In 2009, the mainline Christian denominations continued to be drawn into conflicts around wedge issues such as same-sex marriage and ordination of women. These conflicts over wedge issues may be exacerbated by religious conservative activists, including the misnamed “Institute on Religion and Democracy” (IRD), and overseas groups such as the conservative Anglican bishops in Africa who continue to intervene in the U.S. Episcopal Church. Indeed, according to some observers, groupslike the IRD use wedge issues to deliberately sabotage mainline and liberal Christian denominations.
2009 saw growing rifts in the Episcopal Church, and ongoing conflict in the United Methodist Church, the Presbyterian Church (U.S.A.), etc. I was unable to determine if the United Church of Christ continued to face the problem of conservative individuals funded by outside groups taking over local congregations. Back in 2006, in an interview with Dan Wakefield, theologian Harvey Cox said, “The energy of mainline Protestant churches has been absorbed by the battles over abortion, and over gay rights and gay marriage that’s divided entire denominations in recent years. There’s nothing left over for the kind of battles that were fought in the past for peace and justice in the nation and the world.” (The Hijacking of Jesus, p. 102) Three years later, the situation has not changed.
Unitarian Universalism, closely related as we are theologically and historically to the mainline churches, has been affected in different ways by the continuing conflicts over wedge issues. Because we embrace same-sex marriage, women’s right to choice, and ordination of women, Unitarian Universalism has become marginal in U.S. political culture; it is difficult to believe that any Unitarian Universalist could become president of the United States. We Unitarian Universalists seem to have embraced our politically marginal status to the point where many Unitarian Universalists automatically stake out politically liberal positions — without ever determining if political liberalism and the Democratic party can be equated with religious liberalism. This peculiar politico-religious orthodoxy continued to hamper open conversations about, and honest critiques of: second-wave feminist theology; identity politics; and the way we are beholden to consumer capitalism. Yet second-wave feminism primarily benefits upper middle class white women; identity politics forces the kind of binary identity choices that we say we deplore in theology; and consumer capitalism directly contradicts several of those “seven principles” that we tout.

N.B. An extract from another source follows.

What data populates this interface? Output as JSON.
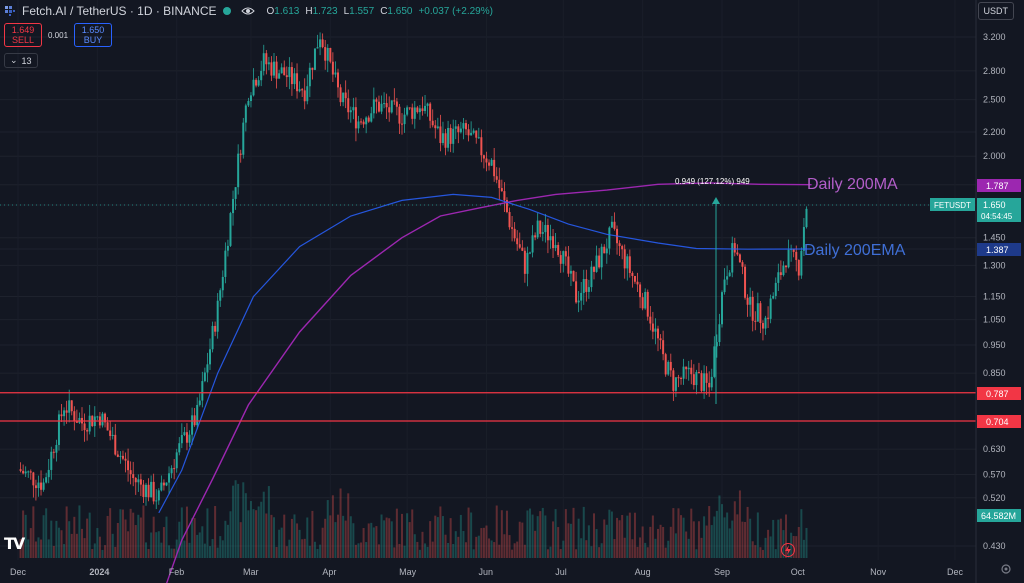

In another part of the region where liberal religion and politics intersect, the religious right has been doing a very good job or helping liberal Christians (and, to the extent they bother with us, helping Unitarian Universalists) stay on the margins. A very public example of this marginalization is Barack Obama. Religious conservatives forced Obama to repudiate his liberal Christian UCC church during the campaign, and since then the Obama family has not settled on a regular church to attend — I suspect that the Obamas can’t stand the theology of the politically acceptable churches, while Barack Obama can’t stand the political consequences of attending another UCC church, or any liberal Christian church for that matter. The situation has gotten bad enough that, to the best of my knowledge, the Obamas did not attend church on Christmas eve. (A BBC commentator has suggested that the Obamas would best fit in with Florida Street Friends Meeting [Quaker] in D.C., and I suspect he’s right — but such a church choice would be political suicide.) Obama is but one prominent example of the marginalization of liberal Christianity in U.S. political life.
As a religious educator, I can’t help adding that this is not good for the religious education of the Obama children. Their children need exposure to a living religious community in addition to whatever home-based religious education the Obamas may provide. Michelle, forget the political cost to Barack — take the kids to Florida Street Meeting!
One can only hope that in 2010 we religious liberals — especially we Unitarian Universalists — learn to start from liberal theology, rather than starting from liberal politics. Instead of toeing the politically liberal party line, let’s clearly articulate the religiously liberal party line: that individual salvation is not good enough because we have to save the whole world; that it’s most important to help those who are poor, those who are suffering, and those who have been pushed to the margins of society; that women are just as good as men; that consumer capitalism treats human beings as mere consumers, and falsely states that the highest good in life is buying more stuff. From a pragmatic point of view, maybe we’ll be doing many of the same things — but we’ll have religious, not political, reasons for doing them.
And if we can do that, we’ll really be newsworthy.